Notwithstanding the form and title of the document, and that it was enclosed in a sealed addressed envelope, it does not comply with s 7(1) of the Wills Act 1997 (Vic) (‘the Act’). The plaintiff sought a grant of probate of the document under s 9 of the Act  

Admission to probate of an Informal Will

Section 9 of the Act provides that a Court may admit to probate a will that has not been executed in conformity with s 7 of the Act if:

(a)        there is a document; that

(b)       records the testamentary intentions of the deceased; and

(c)        the deceased must have intended the document to be his or her will. 

Additionally, the Court must be satisfied that the testator demonstrated an intention without reservation, by some word or act that, the document would be legally operative to dispose of their property upon their death.

However, if the deceased lacked testamentary capacity, did not know, and approve of the document, or was unduly influenced, such that his or her will was overborne, then the Court could not be satisfied that the deceased intended the document to be his or her will. 

The proceedings

The Court accepted that John is not known to have had a previous will. The document was in John’s handwriting, was not marked ‘draft’ and was sealed in an envelope addressed with the word ‘WILL’. No influence was exerted on the deceased in connection with the making of the document. 

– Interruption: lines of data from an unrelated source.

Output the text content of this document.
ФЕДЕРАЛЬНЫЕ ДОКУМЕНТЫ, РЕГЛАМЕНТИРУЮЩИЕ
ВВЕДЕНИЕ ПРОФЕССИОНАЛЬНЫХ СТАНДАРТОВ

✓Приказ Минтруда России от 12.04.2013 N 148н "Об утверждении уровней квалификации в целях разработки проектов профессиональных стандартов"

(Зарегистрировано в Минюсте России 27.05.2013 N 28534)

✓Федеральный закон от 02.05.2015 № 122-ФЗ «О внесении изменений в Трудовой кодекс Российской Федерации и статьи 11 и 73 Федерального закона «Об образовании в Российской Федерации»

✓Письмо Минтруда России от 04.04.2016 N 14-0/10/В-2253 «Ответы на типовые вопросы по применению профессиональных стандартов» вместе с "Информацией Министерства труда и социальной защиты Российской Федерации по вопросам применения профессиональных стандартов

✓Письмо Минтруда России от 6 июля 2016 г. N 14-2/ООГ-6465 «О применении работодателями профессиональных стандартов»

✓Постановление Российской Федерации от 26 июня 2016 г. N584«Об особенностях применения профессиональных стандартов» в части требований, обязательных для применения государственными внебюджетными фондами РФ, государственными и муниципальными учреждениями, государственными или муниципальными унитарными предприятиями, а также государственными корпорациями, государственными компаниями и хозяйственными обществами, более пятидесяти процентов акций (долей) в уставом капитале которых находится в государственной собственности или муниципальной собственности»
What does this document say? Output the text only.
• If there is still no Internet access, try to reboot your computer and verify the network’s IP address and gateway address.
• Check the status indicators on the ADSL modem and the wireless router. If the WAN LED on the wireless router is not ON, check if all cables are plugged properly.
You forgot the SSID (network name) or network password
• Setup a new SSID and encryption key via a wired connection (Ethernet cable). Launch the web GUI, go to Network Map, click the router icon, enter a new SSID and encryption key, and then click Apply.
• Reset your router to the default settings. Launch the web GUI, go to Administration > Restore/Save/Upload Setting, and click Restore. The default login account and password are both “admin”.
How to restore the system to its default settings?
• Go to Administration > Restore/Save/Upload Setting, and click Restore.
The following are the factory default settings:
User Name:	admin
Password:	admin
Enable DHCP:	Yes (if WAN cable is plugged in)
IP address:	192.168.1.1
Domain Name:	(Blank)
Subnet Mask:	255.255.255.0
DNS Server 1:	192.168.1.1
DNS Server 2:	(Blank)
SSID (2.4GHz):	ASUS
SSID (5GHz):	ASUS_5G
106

Importantly the document is expressed in language intended to be testamentary and John did not suffer from any medical condition that affected his testamentary capacity.

John’s doctor submitted that at his last examination the deceased’s testamentary capacity was not affected and, would not have been impaired by – ischaemic heart disease- the medical condition which caused his death.

Additionally, following the plaintiff notification none of the beneficiaries who would take on an intestacy sought to be added as a defendant to the proceeding. Similarly, the beneficiaries if the document be effective provided their consent to the plaintiff’s application.

The Decision

The Court was satisfied that the deceased intended that the document be his will and ordered that it be admitted to probate.